Burning, is an important theme it seems. It is the answer to everything. "Quick" people say "Burn him. Burn him" - It is like we're hunting witches in medieval England or something. But the best way to kill the Thing is to Burn it up. Burn it right up. I just wanted to say that I found it very strange that whilst Windows was being thoroughly burninated he emitted little sex cries. But they sounded like the sex cries of a lady... I think my mind may have been wandering at this point but it did make me see the Alien in a whole new light.
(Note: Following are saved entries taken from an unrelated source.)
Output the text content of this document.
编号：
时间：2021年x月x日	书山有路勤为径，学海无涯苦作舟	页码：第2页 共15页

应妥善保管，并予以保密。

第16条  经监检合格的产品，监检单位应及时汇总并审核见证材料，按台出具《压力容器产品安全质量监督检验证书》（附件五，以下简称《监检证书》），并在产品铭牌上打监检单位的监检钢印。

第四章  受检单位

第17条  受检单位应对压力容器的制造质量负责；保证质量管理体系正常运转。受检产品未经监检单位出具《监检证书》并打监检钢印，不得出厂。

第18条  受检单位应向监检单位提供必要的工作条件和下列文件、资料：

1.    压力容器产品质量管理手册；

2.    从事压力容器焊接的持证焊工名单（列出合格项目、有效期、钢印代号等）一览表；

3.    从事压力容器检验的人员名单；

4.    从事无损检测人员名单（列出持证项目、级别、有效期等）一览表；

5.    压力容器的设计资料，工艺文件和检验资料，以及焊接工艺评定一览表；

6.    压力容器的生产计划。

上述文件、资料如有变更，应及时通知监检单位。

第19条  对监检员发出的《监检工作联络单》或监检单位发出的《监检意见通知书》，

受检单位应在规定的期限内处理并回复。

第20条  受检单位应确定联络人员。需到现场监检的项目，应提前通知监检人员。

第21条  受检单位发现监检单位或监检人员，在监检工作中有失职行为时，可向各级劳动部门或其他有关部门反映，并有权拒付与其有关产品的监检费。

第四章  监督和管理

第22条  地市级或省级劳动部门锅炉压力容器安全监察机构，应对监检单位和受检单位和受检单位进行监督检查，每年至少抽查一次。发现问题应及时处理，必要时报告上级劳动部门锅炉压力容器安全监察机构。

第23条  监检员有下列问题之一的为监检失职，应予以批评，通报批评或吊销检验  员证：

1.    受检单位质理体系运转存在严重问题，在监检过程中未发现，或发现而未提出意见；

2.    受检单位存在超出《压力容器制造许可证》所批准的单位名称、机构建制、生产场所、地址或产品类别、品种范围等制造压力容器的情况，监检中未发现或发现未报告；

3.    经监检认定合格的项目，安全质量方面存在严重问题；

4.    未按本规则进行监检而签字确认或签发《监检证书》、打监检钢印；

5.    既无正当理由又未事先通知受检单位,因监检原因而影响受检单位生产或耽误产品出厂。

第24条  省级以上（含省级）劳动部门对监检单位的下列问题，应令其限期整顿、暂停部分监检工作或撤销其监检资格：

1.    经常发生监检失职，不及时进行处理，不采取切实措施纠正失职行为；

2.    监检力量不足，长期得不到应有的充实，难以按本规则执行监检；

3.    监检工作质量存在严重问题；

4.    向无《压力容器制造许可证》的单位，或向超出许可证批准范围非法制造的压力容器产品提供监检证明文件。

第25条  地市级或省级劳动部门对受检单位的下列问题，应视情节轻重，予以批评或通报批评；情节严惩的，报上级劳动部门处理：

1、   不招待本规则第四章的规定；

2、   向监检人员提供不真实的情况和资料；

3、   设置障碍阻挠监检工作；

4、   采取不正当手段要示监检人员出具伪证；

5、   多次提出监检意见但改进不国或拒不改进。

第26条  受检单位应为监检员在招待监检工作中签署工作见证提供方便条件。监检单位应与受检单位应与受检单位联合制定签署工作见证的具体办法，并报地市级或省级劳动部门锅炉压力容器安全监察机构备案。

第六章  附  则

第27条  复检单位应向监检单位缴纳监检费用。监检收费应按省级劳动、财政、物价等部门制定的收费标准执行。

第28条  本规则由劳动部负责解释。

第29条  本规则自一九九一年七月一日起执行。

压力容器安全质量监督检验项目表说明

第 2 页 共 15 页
I am aware that I have spoken a lot about the cast, but that is the important thing about this film. It is a group of people in an isolated community, so the cast at the start of the film are the cast for the entire film. With the exception of a Norwegian guy who gets shot (and that reminds me.... if a Norwegian helicopter flew into your camp trying to shoot a fleeing dog, would you kill the pilot and keep the dog? Seems a bit short sighted to me!) the rest of the cast is solely the 12 members of the research centre... so you are almost forced to relate and form relationships with them, due to the lack of other people to distract you. Then, once you have made your bonds and connections, they gleefully kill them all off.....
The most confusing aspect of the cast was that I spent the whole thing trying to work out where I knew Palmer from. Then IMDB helped me out by telling me he was also in Being There... which was the last film I had seen.

My memory is appalling.

1 comment:

Anonymous said...

It was Palmer, not Windows, whose head split open. Know your Thing, byatch!